There may be times when you are required to simulate connections over HTTPS. To ensure that invalid certificate messages do not interfere with client tests, create a self-signed certificate for the application server. Import this self-signed certificate as a root certificate authority on the client VMs. Connections should be established without security messages.

Ant

Scripts are the glue that binds the Coordinator (Jenkins in this example) to the VMs that participate in test execution. Automation scripts should be treated as code; include them with your version control system. In this example we use Ant, but certain tasks may be better served with DevOps tools such as Chef / Puppet.

Ant should be structured with a number of custom targets corresponding to the various phases of test execution. To kick off test execution, the Jenkins run automation project is started which invokes an ant script at the root of the Staging Area on the VM host responsible for managing the participating guest VMs. The phases are as follows:

Pre-automation

1. Set the test build to use for the clients.
2. Set the app build to use for applications.
3. Execute application config pre-conditions such as setting configuration information.
4. Start the VMs in the order of their dependencies; usually the database first, followed by the application server, and lastly the client VMs being used. Ant allows for the use of the elements and . Generally, database and application starts occur sequentially, but client VMs can be started in parallel.

Test Execution

1. Execute tests on client VMs.
2. Collect test artifacts and results and publish them to a known location.

Post-automation

1. Suspend all VMs in parallel.
2. Revert the VMs to their base snapshots. This step ensures that the VMs are ready for the next test execution run

There were a number of Ant/Ant-Contrib tasks that I used to

• propertyregex - Performs regular expression operations on an input string, and sets the results to a property.
• timestampselector - The TimestampSelector task takes either a nested element, or a path reference, and sets either a named property, or a path instance to absolute pathnames of the files with either the N latest or earliest modification dates
• sshexec - Runs a command on a remote machine running SSH daemon.

Miscellanea

As I suggested previously, the use of single Staging Area simplifies Continuous Deployment. When testing against different supported application servers, it allows a single copy to be used for configuration purposes. Each application server variant configures itself against the same build. Keeping a recent history of published artifacts in the Staging Area also allows for test run comparisons. By resetting a symbolic link to select the current build to use, you have the ability to troubleshoot between versions of the application/test builds.

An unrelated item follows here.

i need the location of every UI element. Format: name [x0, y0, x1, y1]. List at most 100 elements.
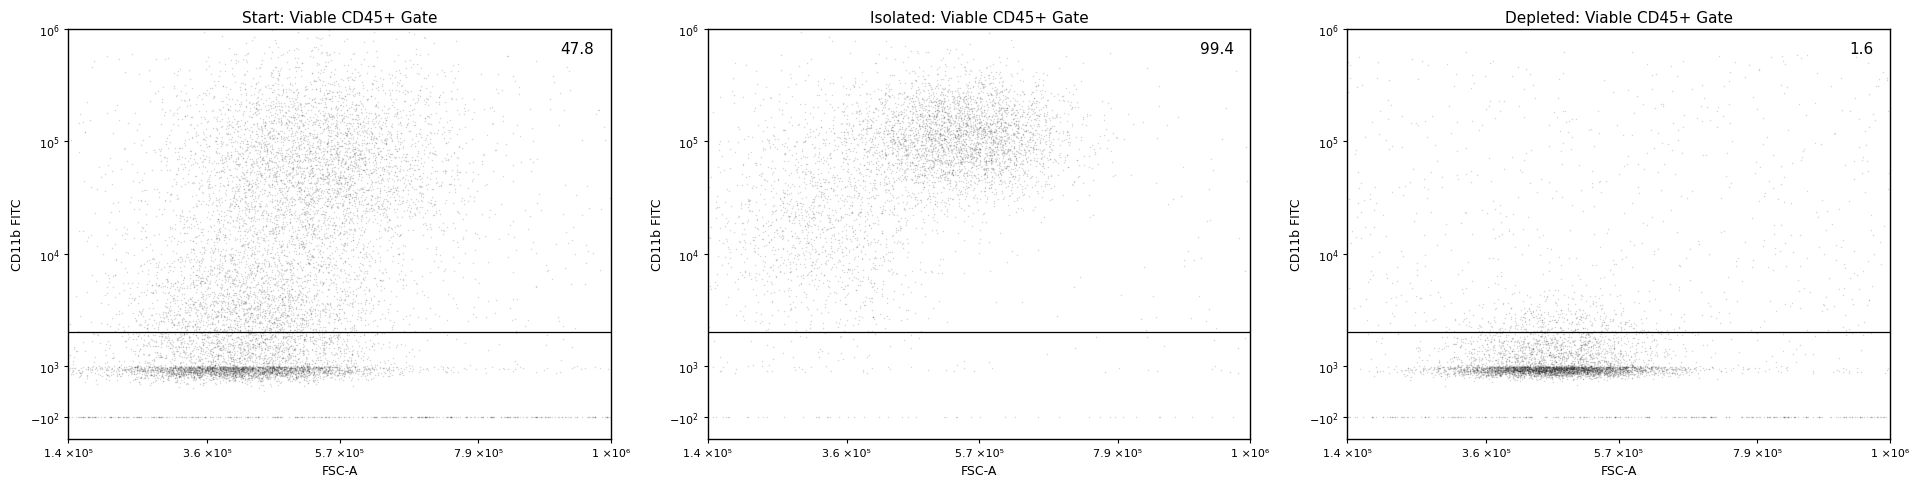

TODO : Grid and Automation in the Cloud

To fully leverage the Grid, tests need the ability to run in parallel. There are a number of strategies that can be employed to achieve this, but I'll defer to a future article on Grid usage. There are a few experiments that I'd like to try first before committing to any design. In addition, the use of Grid should be consistent whether you are running it from your own environment (as above) or in the Cloud (via SauceLabs).